Le poète et chanteur Léo Ferré enseigne une bonne leçon aux mangeurs de foufou quand il chante "Avec le temps, va, tout s’en va". Les huit salopards vont partir et la jeunesse lèvera le défi comme ses aïeuls. Nos enfants vivront dans la joie et la gaité dans une Algérie paisible, forte et prospère.

Je commence ce texte par les paroles du Dr. Samba Diacide : Le mensonge politique s’exacerbe lors des joutes électorales, le moment bien choisi pour promettre à une population majoritairement misérable, affamée et analphabète, toutes sortes de possibilités. Mais le candidat, une fois élu, la promesse devient précaire ; la parole n’est plus respectée et l’engagement devient un encagement. Pourtant, la sagesse africaine, dans son fond éthique, admet que la promesse n’a de sens que si elle est tenue, qu’une parole n’a de valeur que si elle est respectée et par conséquent, un homme n’a de dignité que s’il respecte sa parole "donnée".

Molière n’était pas un roi mais il avait un fauteuil de valeur.

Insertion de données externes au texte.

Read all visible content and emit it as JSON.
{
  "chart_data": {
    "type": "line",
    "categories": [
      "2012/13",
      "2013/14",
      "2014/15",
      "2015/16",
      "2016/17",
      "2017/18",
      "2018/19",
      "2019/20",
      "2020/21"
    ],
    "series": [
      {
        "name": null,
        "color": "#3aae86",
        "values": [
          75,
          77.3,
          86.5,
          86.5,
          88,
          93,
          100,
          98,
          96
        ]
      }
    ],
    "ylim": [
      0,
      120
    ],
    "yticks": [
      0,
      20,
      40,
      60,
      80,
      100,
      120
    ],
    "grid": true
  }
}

L’histoire griffe l’importance des choses. Ce fauteuil a une histoire. Molière s’asseyait dans ce fauteuil lors de ses représentations. Le fauteuil datait du XVIIe siècle et continua d’être utilisé par la troupe de Molière jusqu’à sa dissolution en 1680, à cause de la fusion de cette troupe, de celle du Théâtre du Marais et de celle de l’Hôtel de Bourgogne qui donna la Comédie Française. Le fauteuil fut déposé dans la salle d’assemblée des Comédiens. Il était le siège d’honneur, réservé au plus important comédien. A cause d’une négligence administrative, ce fauteuil fut entreposé au Théâtre de la République, au lieu d’être à l’Odéon. Heureusement car le 18 décembre 1799, l’Odéon a brûlé ! Depuis, le fauteuil est mis sous verre pour ne pas l’abimer et seul Charlie Chaplin a eu le droit de le toucher. En effet, le fauteuil symbolique exposé place Colette devant la Comédie Française, à côté du Kiosque des Noctambules d’Othoniel n’est qu’une copie deux fois plus grande de l’original.

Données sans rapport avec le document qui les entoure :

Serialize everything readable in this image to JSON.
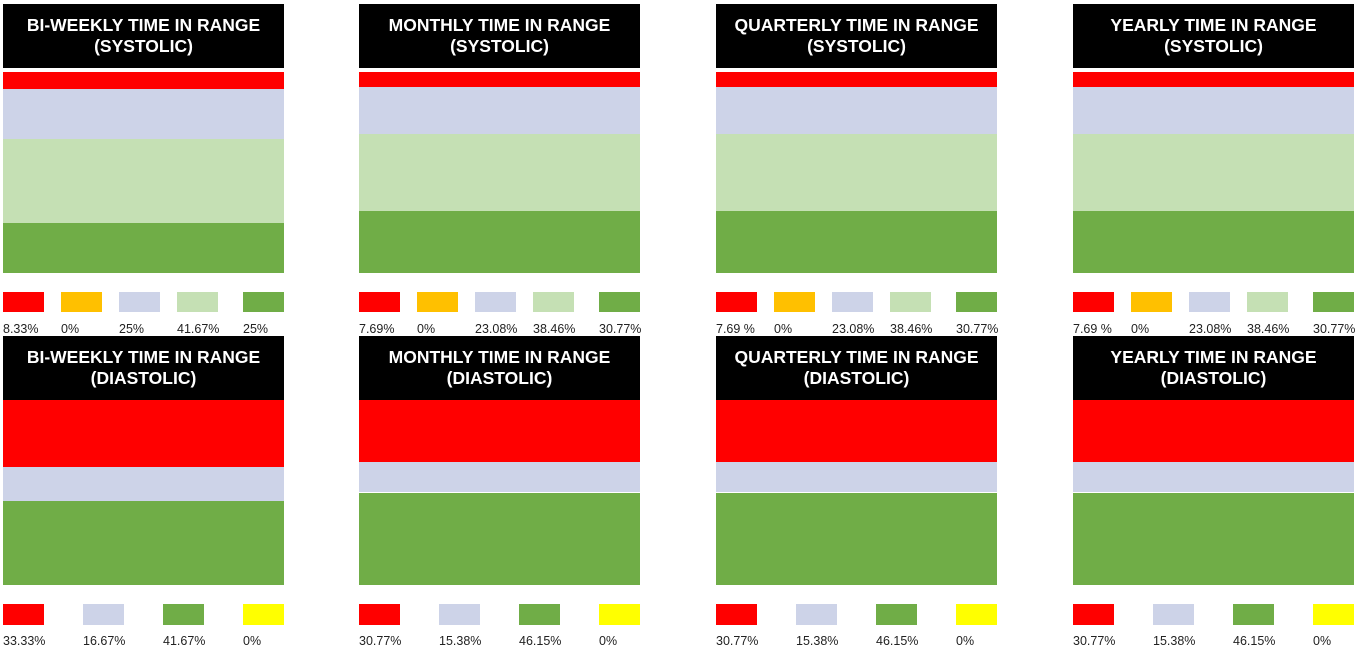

La rumeur née dans le marché noir de l’information. Les fauteuils se ressemblent et les rois s’assoient comme vous et moi n’est pas une rumeur. Après plusieurs aventures résumées en rumeurs dans un dialogue politique entre Amar et Ahmed au siège de la Comédie Algérienne, le téléphone arabe nous prévient. Gardez-vous de confondre démocratie et liberté dans la nuit des rois. Certes dans la nuit des rois les gens se défoulent mais pour une nuit seulement. Cette nuit est la douzième et dernière nuit des fêtes de Noël. Durant cette nuit particulière, tout semble permis : la mascarade comme le travestissement. Le roi de Rome joue au fou et la cours danse et se marre. Pour Amar et Ahmed la nuit des rois dure 12 mois. Durant cette période, Ahmed et Amar dialoguent et négocient le fauteuil. Lisons leurs pensées entre les vers de Molière :

Amar s’adresse à Ahmed
"Ils ont, comme un riche héritage,
Gardé jusqu’au Fauteuil où vous étiez assis ;
Contre le temps et son outrage...
Ils en défendent les débris"

Ahmed lui réplique :
"C’est dommage qu’il soit vacant !
La gloire d’y siéger ne serait pas vulgaire.
Mais depuis bien longtemps, et c’est mon désespoir,
Je n’y vois personne s’asseoir..."

Cette nouvelle sans certitude circule dans les bistros, les salons de coiffures dames et les bains maures. Elle devient officielle quand la radio de Malgouverne essaye de démentir son origine. Faire circuler une rumeur, en l’enfantant à Tamanrasset ou en ne faisant que la répéter à Souk H’rass, permet au meunier du Moulin Rouge de jouer un coup dans le pâturage agnostique de la diplomatie. Le caractère anonyme et officieux de l’information est le nerf vital des sous-responsables de Malgouverne. A Malgouverne, la rumeur politique est le négatif d’une réalité dans le monde de silhouettes qui la gouvernent. Pour les internautes de Malgouverne le siège d’Ahmed est appelé le "Théâtre du Marais" et celui d’Amar a pris le nom "Hôtel de Bourgogne". La division par deux du FLN de l’histoire a enfanté la Comédie Algérienne. Bientôt la place de la Comédie sera inaugurée par le maire de Malgouverne.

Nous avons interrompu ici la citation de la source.